Eroğlu bu kez seçim kaybedecekse, bunun nedenleri çok başka olacak.
***
Seçim programlarına katılmak, bu tür platformlarda diğer adaylarla karşı karşıya gelip görüşler bazında onlarla tartışmak önemli.
Eroğlu bundan kaçıyor.
Ve kaçma nedenini de hepimiz biliyoruz.
Ancak bu programlara katılıp da dişe dokunur bir fikir beyan edememek, izleyiciyi bu anlamda doyuramamak bir adaya ne fayda sağlar, o da ayrı bir tartışma konusu sanırım.
Dolayısıyla o platformda olmak, tek başına yeterli değil.
O platformda varlık gösterebilmek, gerek ağzınızdan çıkanlarla, gerekse vücut jestlerinizle seçmeni ikna edebilmek şart.
Aksi, o ekrana çıkmamış olmaktan daha kötü sonuçlara neden olabiliyor çünkü ne yazık ki.
En azından, herhangi bir adayın fanatiği olmaksızın, bu tür programları objektif bir bakış açısıyla izlemeye çalışan insanlar için...
***
Yazıyorum kaç defadır, İngiltere’de de seçim var çok yakında; parlamento seçiminin tarihi 7 Mayıs.
Ve geçtiğimiz hafta seçime katılacak 7 siyasi partinin başkanı, ilk kez bir televizyon programında karşı karşıya geldiler.
Son derece interaktif, herkesin cevap hakkını son derece kısa vakitlere ve hiç de fena olmayan bir verimle sığdırdığı, toplam 2 saat süren bir canlı yayındı.
Programın hemen sonrasında, parti liderlerinin performanslarına dayalı olarak yapılan bir anketin sonuçları da yayınlandı.

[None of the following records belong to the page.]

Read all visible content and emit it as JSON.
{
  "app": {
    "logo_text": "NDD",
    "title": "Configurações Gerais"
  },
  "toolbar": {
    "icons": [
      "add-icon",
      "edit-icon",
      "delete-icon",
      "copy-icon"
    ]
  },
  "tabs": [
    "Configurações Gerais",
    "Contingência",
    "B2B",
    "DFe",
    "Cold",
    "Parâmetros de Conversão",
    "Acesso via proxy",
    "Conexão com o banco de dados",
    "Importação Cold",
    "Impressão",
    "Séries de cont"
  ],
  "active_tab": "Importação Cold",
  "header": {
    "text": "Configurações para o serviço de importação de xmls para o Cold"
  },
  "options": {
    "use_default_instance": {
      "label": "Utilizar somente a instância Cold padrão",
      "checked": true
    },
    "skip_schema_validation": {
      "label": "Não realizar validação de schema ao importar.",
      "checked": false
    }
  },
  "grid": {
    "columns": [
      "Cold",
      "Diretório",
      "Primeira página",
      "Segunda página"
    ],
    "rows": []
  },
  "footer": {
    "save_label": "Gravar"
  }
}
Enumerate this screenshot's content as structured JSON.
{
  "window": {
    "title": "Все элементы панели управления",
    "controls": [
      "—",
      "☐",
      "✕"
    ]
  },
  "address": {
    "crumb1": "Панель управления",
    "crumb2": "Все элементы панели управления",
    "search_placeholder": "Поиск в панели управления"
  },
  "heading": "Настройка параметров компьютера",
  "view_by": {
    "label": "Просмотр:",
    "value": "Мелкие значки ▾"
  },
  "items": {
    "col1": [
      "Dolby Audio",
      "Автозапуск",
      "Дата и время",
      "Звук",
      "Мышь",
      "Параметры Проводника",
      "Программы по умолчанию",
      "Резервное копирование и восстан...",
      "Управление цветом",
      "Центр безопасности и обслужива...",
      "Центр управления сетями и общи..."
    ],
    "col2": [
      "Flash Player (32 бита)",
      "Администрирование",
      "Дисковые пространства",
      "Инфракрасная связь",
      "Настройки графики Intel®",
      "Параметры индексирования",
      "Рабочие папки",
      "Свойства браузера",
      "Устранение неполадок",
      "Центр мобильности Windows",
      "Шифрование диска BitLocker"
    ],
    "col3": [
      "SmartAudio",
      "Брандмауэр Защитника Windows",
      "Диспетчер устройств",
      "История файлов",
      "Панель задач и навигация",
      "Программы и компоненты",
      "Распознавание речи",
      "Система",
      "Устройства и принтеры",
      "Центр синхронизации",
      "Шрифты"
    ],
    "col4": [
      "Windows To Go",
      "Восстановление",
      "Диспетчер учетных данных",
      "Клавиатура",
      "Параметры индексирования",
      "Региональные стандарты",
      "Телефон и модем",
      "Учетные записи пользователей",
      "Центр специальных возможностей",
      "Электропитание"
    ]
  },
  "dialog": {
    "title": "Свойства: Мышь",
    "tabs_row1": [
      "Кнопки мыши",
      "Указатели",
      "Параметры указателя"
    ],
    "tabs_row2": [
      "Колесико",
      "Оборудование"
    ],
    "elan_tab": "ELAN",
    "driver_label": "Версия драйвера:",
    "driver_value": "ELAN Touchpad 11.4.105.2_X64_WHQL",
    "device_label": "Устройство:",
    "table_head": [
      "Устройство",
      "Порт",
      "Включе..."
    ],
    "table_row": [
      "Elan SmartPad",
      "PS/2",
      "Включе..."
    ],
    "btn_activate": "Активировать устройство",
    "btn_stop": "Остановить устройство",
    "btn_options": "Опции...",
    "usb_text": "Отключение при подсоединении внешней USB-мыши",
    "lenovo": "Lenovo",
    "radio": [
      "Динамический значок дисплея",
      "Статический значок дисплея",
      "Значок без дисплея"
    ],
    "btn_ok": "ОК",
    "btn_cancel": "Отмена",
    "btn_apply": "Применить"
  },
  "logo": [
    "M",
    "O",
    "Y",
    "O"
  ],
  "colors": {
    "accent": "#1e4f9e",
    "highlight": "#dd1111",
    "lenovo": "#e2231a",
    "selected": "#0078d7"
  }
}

Ve bu anketin sonuçları, elbette bir noktaya kadar, partilerin destekçi sayısıyla doğru orantılı olarak şekillendi.
Ama oy oranı daha yüksek olmasına rağmen geceyi çok da başarılı bir biçimde kapatamayan bir aday, daha düşük oy oranına sahip adayın gerisinde kaldı, bu anket verilerine göre.
Yani izleyicinin performans tespiti yaparken dikkat ettiği tek kriter, ‘sempati’ olmadı.
Kimin daha etkili konuştuğu, kimin sorunlara ilişkin daha somut öneriler ortaya koyduğu ya da kimin diğer adaylar karşısında yetersiz kaldığı, kimin yuvarlak laflarla seçmene hoş görünmeye çalıştığı, bütün bunlar da bu ankete yanıt veren seçmen için önemliydi, belli ki.
Bizde bu tür performans anketleri yok.
Keşke olsaydı.
O zaman, ‘en güzel şeyleri benim adayım söyledi’ şeklindeki sübjektif ve abartılı değerlendirmelerden biraz kurtulup, daha objektif verileri de değerlendirebilme şansını elde edebilirdik belki.